BALTIMORE - Seaman Ashleigh Wilson, a boatcrew member at Aids to Navigation Team Baltimore, holds a personal emergency position indicating radio beacon on a pier located in Curtis Bay, Md., Dec. 9, 2010. Crewmembers at ANT Baltimore carry PEPIRBs while servicing aids throughout the upper Chesapeake Bay. U.S. Coast Guard photo by Petty Officer 3rd Class Robert Brazzell.

BALTIMORE – Crewmembers at ANT Baltimore carry PEPIRBs while servicing aids throughout the upper Chesapeake Bay. U.S. Coast Guard photo by Petty Officer 3rd Class Robert Brazzell.

CLEVELAND — The Coast Guard is reminding people to remember their favorite outdoor enthusiast’s safety while shopping this holiday season.

Lifesaving safety gear may not be the first thing gift givers think of when considering purchases, but a relatively inexpensive gift could one day be the difference between life and death.

There are many gift options available to choose from in a range of budgets, but the Coast Guard recommends considering these to keep loved ones safe during winter fun:

  • Float plan: while traditionally used by boaters, outdoor enthusiasts should also consider leaving float plans with reliable people who can be depended on in case of an emergency to contact rescuers. The form contains vital information that will save time should rescuers be needed. Float plans are free and can be downloaded and printed from here.
  • Ice awls: they can be as simple as two screwdrivers connected by a line or they can be commercially purchased.  The awls help a person get out of the water and to safety in case of a fall through the ice. Instructions for making and using ice awls are available on the Minnesota Department of Natural Resources website here.
  • Life jacket: wearing a life jacket is important no matter what time of the year it is. An unexpected fall through the ice is more life threatening to a person not wearing a life jacket. Anyone going out on the lakes and rivers should remember to wear one.
  • 406 MHz personal locator beacon: PLBs help take the search out of search-and-rescue. Once activated, a signal is transmitted to a satellite and allows rescue forces to home in on the beacon. PLBs can be purchased for about $100, but they can be priceless lifesavers to people in trouble on the water or lost in the woods.
  • Dry suit: dry suits fall on the more expensive end when it comes to safety gear, but can certainly be vital in saving a life. When properly worn, they help keep the elements out and can vastly improve survival time after a fall into the water. People who enter cold water without one typically have about 1 minute to control their breathing, about 10 minutes of functional movement and around 1 hour before they lose consciousness.

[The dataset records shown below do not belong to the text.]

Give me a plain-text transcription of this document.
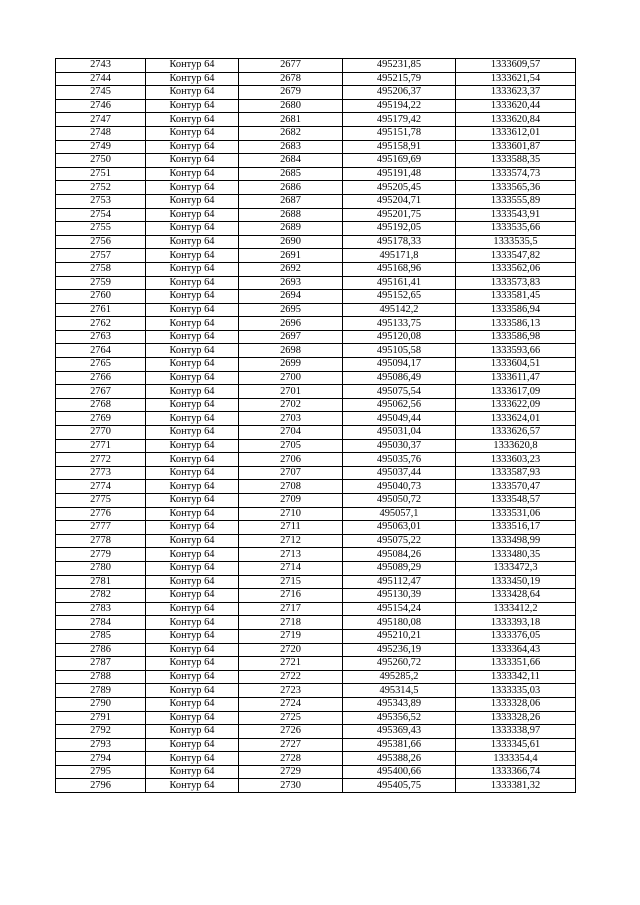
2743	Контур 64	2677	495231,85	1333609,57
2744	Контур 64	2678	495215,79	1333621,54
2745	Контур 64	2679	495206,37	1333623,37
2746	Контур 64	2680	495194,22	1333620,44
2747	Контур 64	2681	495179,42	1333620,84
2748	Контур 64	2682	495151,78	1333612,01
2749	Контур 64	2683	495158,91	1333601,87
2750	Контур 64	2684	495169,69	1333588,35
2751	Контур 64	2685	495191,48	1333574,73
2752	Контур 64	2686	495205,45	1333565,36
2753	Контур 64	2687	495204,71	1333555,89
2754	Контур 64	2688	495201,75	1333543,91
2755	Контур 64	2689	495192,05	1333535,66
2756	Контур 64	2690	495178,33	1333535,5
2757	Контур 64	2691	495171,8	1333547,82
2758	Контур 64	2692	495168,96	1333562,06
2759	Контур 64	2693	495161,41	1333573,83
2760	Контур 64	2694	495152,65	1333581,45
2761	Контур 64	2695	495142,2	1333586,94
2762	Контур 64	2696	495133,75	1333586,13
2763	Контур 64	2697	495120,08	1333586,98
2764	Контур 64	2698	495105,58	1333593,66
2765	Контур 64	2699	495094,17	1333604,51
2766	Контур 64	2700	495086,49	1333611,47
2767	Контур 64	2701	495075,54	1333617,09
2768	Контур 64	2702	495062,56	1333622,09
2769	Контур 64	2703	495049,44	1333624,01
2770	Контур 64	2704	495031,04	1333626,57
2771	Контур 64	2705	495030,37	1333620,8
2772	Контур 64	2706	495035,76	1333603,23
2773	Контур 64	2707	495037,44	1333587,93
2774	Контур 64	2708	495040,73	1333570,47
2775	Контур 64	2709	495050,72	1333548,57
2776	Контур 64	2710	495057,1	1333531,06
2777	Контур 64	2711	495063,01	1333516,17
2778	Контур 64	2712	495075,22	1333498,99
2779	Контур 64	2713	495084,26	1333480,35
2780	Контур 64	2714	495089,29	1333472,3
2781	Контур 64	2715	495112,47	1333450,19
2782	Контур 64	2716	495130,39	1333428,64
2783	Контур 64	2717	495154,24	1333412,2
2784	Контур 64	2718	495180,08	1333393,18
2785	Контур 64	2719	495210,21	1333376,05
2786	Контур 64	2720	495236,19	1333364,43
2787	Контур 64	2721	495260,72	1333351,66
2788	Контур 64	2722	495285,2	1333342,11
2789	Контур 64	2723	495314,5	1333335,03
2790	Контур 64	2724	495343,89	1333328,06
2791	Контур 64	2725	495356,52	1333328,26
2792	Контур 64	2726	495369,43	1333338,97
2793	Контур 64	2727	495381,66	1333345,61
2794	Контур 64	2728	495388,26	1333354,4
2795	Контур 64	2729	495400,66	1333366,74
2796	Контур 64	2730	495405,75	1333381,32
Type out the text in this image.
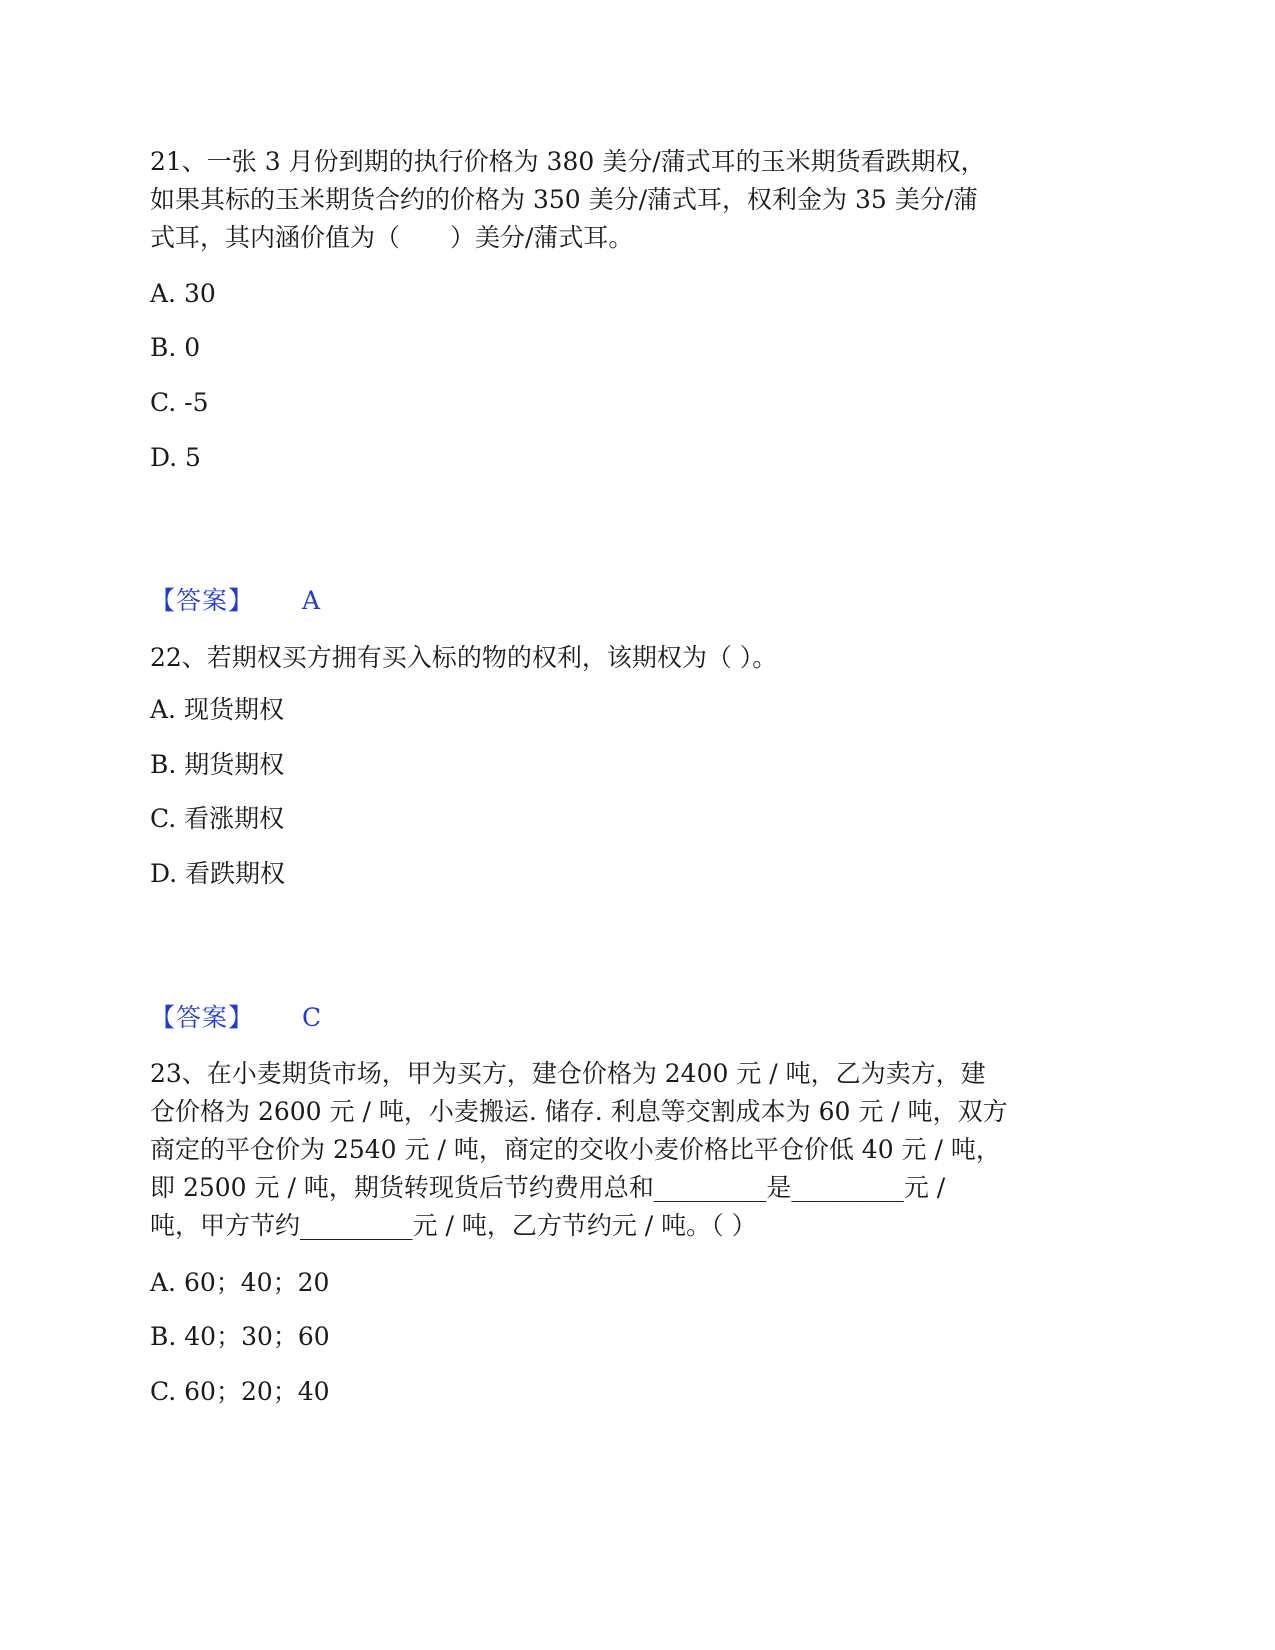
21、一张 3 月份到期的执行价格为 380 美分/蒲式耳的玉米期货看跌期权，
如果其标的玉米期货合约的价格为 350 美分/蒲式耳，权利金为 35 美分/蒲
式耳，其内涵价值为（　　）美分/蒲式耳。
A. 30
B. 0
C. -5
D. 5
【答案】 A
22、若期权买方拥有买入标的物的权利，该期权为（ ）。
A. 现货期权
B. 期货期权
C. 看涨期权
D. 看跌期权
【答案】 C
23、在小麦期货市场，甲为买方，建仓价格为 2400 元 / 吨，乙为卖方，建
仓价格为 2600 元 / 吨，小麦搬运. 储存. 利息等交割成本为 60 元 / 吨，双方
商定的平仓价为 2540 元 / 吨，商定的交收小麦价格比平仓价低 40 元 / 吨，
即 2500 元 / 吨，期货转现货后节约费用总和_________是_________元 /
吨，甲方节约_________元 / 吨，乙方节约元 / 吨。（ ）
A. 60；40；20
B. 40；30；60
C. 60；20；40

Ultimately, those are just a few possible choices to help keep loved ones safe this winter while they’re out and about.

And always remember to keep I.C.E. in mind when heading out.

Information – Ensure you have up-to-date information on weather and ice conditions before going out. Know how to call for help and what to do if you fall through the ice.

Clothing- Wear sufficient clothing to prevent hypothermia. Choose bright colors and reflective garments to aid searchers if you end up needing help.

Equipment- Never venture onto the ice without proper safety equipment; a marine radio, a personal locator beacon, life jacket, compass and screw drivers or ice picks.

Making safety a priority year round not only keeps you and your loved ones out of harm’s way, but our rescue crews as well.